Four New Books That Should Be In Every Barista’s Library

We have to admit, 2021 was the best year for books about coffee we’ve seen in a long time. (Admittedly, some of these books were published in 2020, but like Kendrick, we were busy ducking the pandemic and only picked them up this year.) Whether you’re looking to better educate yourself or shopping for that special barista in your life, these are the books that would be on our syllabus if we were teaching a graduate seminar on coffee.

Coffeeland by Augustine Sedgewick

How did a working-class man from Manchester, England create one of Central America’s largest coffee empires? The answer is a riveting story that has much to say about ongoing inequality in the coffee supply chain today. History professor Augustine Sedgewick situates the creation of the world’s largest coffee monoculture in the context of the industrial revolution, the spread of American imperialism, and the rise of Marxist revolutionaries. Coffeeland is unlike any coffee book we’ve read, but we dare say it should be mandatory reading for anyone who wants to better understand the coffee industry.

The Physics of Filter Coffee by Jonathan Gagné 

Canadian physicist Jonathan Gagné has written a unque and fascinating book in The Physics of Filter Coffee. Whether it’s microscope imaging analysis of coffee filters, or a scientific explanation of why your pour-over brews faster when you pour the water faster (turns out it’s something called Darcy’s Law), there’s a lot in this book that we’ve not seen anywhere else.

Nose Dive by Harold McGee 

It’s hard to overstate the influence of Harold McGee’s 1984 book On Food and Cooking. The scientific approach to haute cuisine that’s so pervasive today can be seen as being shaped, at least in part, by a whole generation of chefs cutting their teeth on McGee’s seminal work. McGee’s new work Nose Dive: A Field Guide to the World’s Smells takes a deep dive (pun intended) into the complex and fascinating science of olfaction.

McGee starts the book with a charming anecdote about the first time he ate a grouse but doesn’t waste time digging into the nitty-gritty. Fans of McGee already know what to expect: dense chemistry made more accessible. Although the book covers everything from perfume to alcohol, coffee does get its own treatment as well.

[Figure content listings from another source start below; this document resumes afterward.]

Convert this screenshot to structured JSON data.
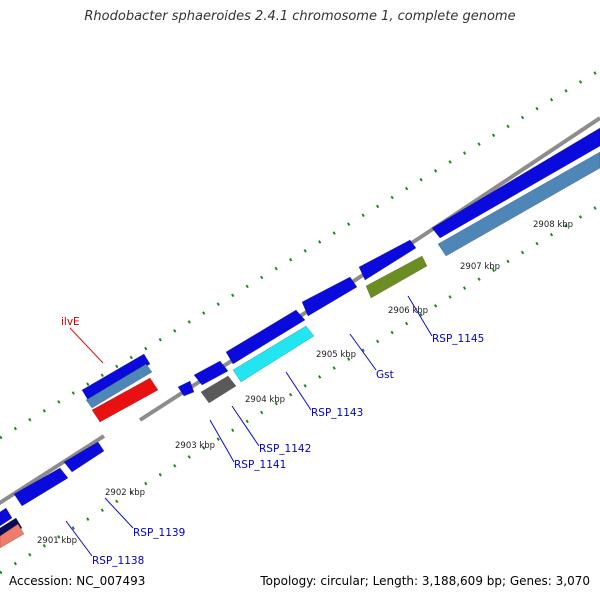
{
  "title": "Rhodobacter sphaeroides 2.4.1 chromosome 1, complete genome",
  "footer": {
    "accession": "Accession: NC_007493",
    "stats": "Topology: circular; Length: 3,188,609 bp; Genes: 3,070"
  },
  "kbp_labels": [
    "2901 kbp",
    "2902 kbp",
    "2903 kbp",
    "2904 kbp",
    "2905 kbp",
    "2906 kbp",
    "2907 kbp",
    "2908 kbp"
  ],
  "gene_labels": [
    {
      "text": "ilvE",
      "color": "#cc0000"
    },
    {
      "text": "RSP_1138",
      "color": "#0000cc"
    },
    {
      "text": "RSP_1139",
      "color": "#0000cc"
    },
    {
      "text": "RSP_1141",
      "color": "#0000cc"
    },
    {
      "text": "RSP_1142",
      "color": "#0000cc"
    },
    {
      "text": "RSP_1143",
      "color": "#0000cc"
    },
    {
      "text": "Gst",
      "color": "#0000cc"
    },
    {
      "text": "RSP_1145",
      "color": "#0000cc"
    }
  ],
  "colors": {
    "backbone": "#8c8c8c",
    "tick": "#1f8a1f",
    "cds_forward": "#0a0adc",
    "cds_reverse": "#4f86b8",
    "cyan_feature": "#22e5f2",
    "gray_feature": "#5a5a5a",
    "olive_feature": "#6b8e23",
    "red_feature": "#e81010",
    "salmon_feature": "#f07d6b",
    "navy_feature": "#0a0a5a"
  }
}
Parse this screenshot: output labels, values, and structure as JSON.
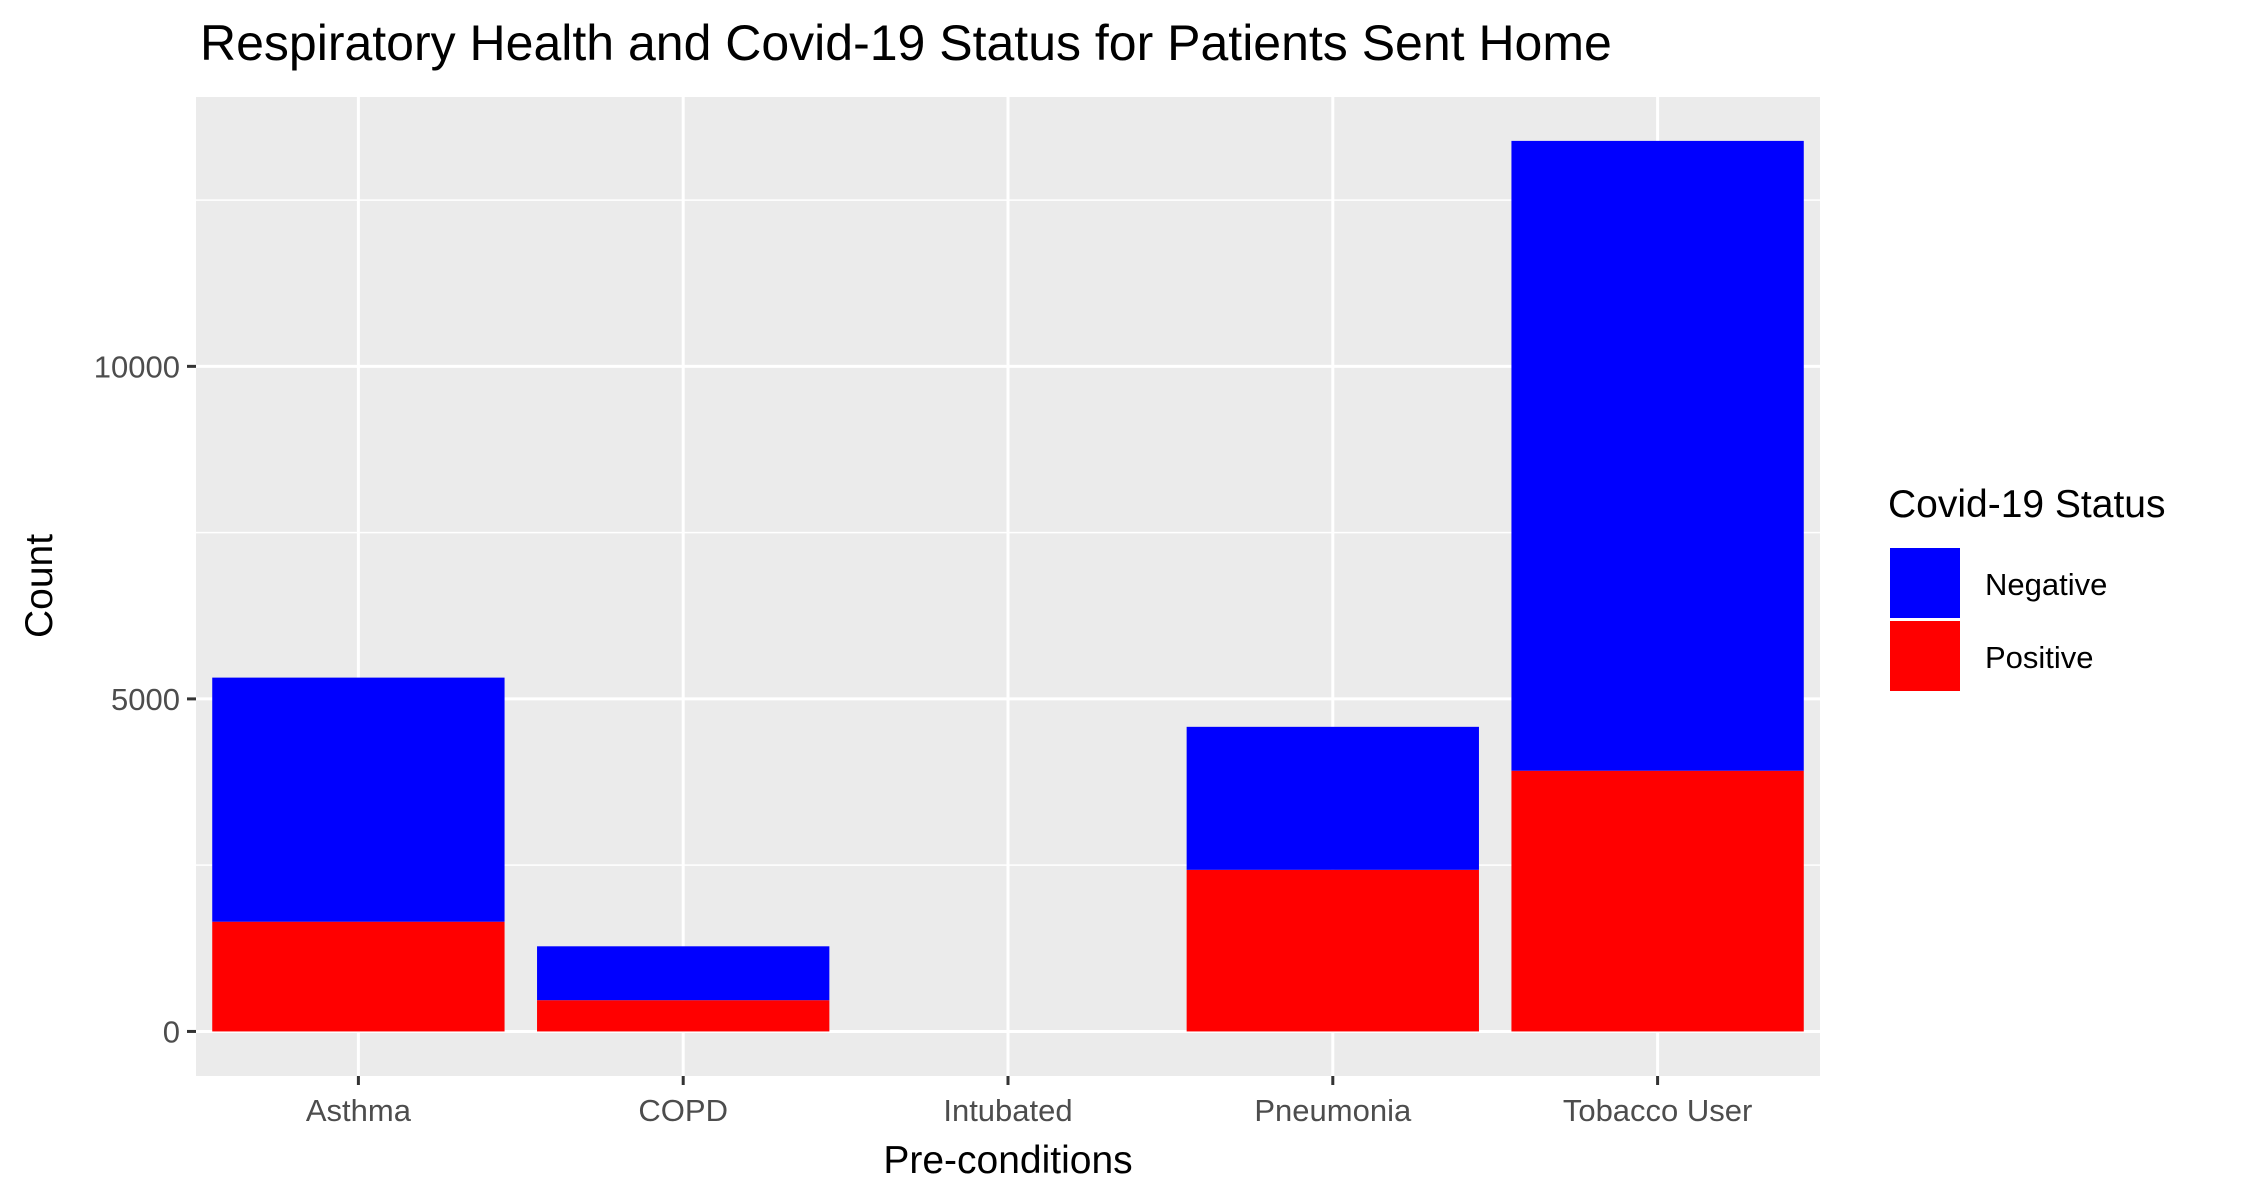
{
  "chart_data": {
    "type": "bar",
    "stacked": true,
    "title": "Respiratory Health and Covid-19 Status for Patients Sent Home",
    "xlabel": "Pre-conditions",
    "ylabel": "Count",
    "categories": [
      "Asthma",
      "COPD",
      "Intubated",
      "Pneumonia",
      "Tobacco User"
    ],
    "series": [
      {
        "name": "Positive",
        "color": "#ff0000",
        "values": [
          1650,
          470,
          0,
          2430,
          3920
        ]
      },
      {
        "name": "Negative",
        "color": "#0000ff",
        "values": [
          3670,
          810,
          0,
          2150,
          9470
        ]
      }
    ],
    "ylim": [
      -670,
      14050
    ],
    "yticks": [
      0,
      5000,
      10000
    ],
    "ytick_labels": [
      "0",
      "5000",
      "10000"
    ],
    "grid": true,
    "panel_background": "#ebebeb",
    "grid_color": "#ffffff",
    "legend": {
      "title": "Covid-19 Status",
      "position": "right",
      "entries": [
        {
          "label": "Negative",
          "color": "#0000ff"
        },
        {
          "label": "Positive",
          "color": "#ff0000"
        }
      ]
    }
  }
}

Coffee Sensory and Cupping Handbook by Mario Roberto Fernández-Alduenda and Peter Giuliano

Official SCA Handbooks don’t come out often, but when they do, the coffee world takes notice. The series continues to set the industry standards on everything from espresso protocols to brewing parameters, which made the release of Coffee Sensory and Cupping Handbook at the 2021 SCA Expo in New Orleans significant.

Fernández-Alduenda and Giuliano set out to bridge the gap between academic sensory science and the practical concerns of the coffee industry. The book also features great charts and illustrations. File this under must-reading for any coffee cupper, roaster, or barista who wants to improve their tasting skills.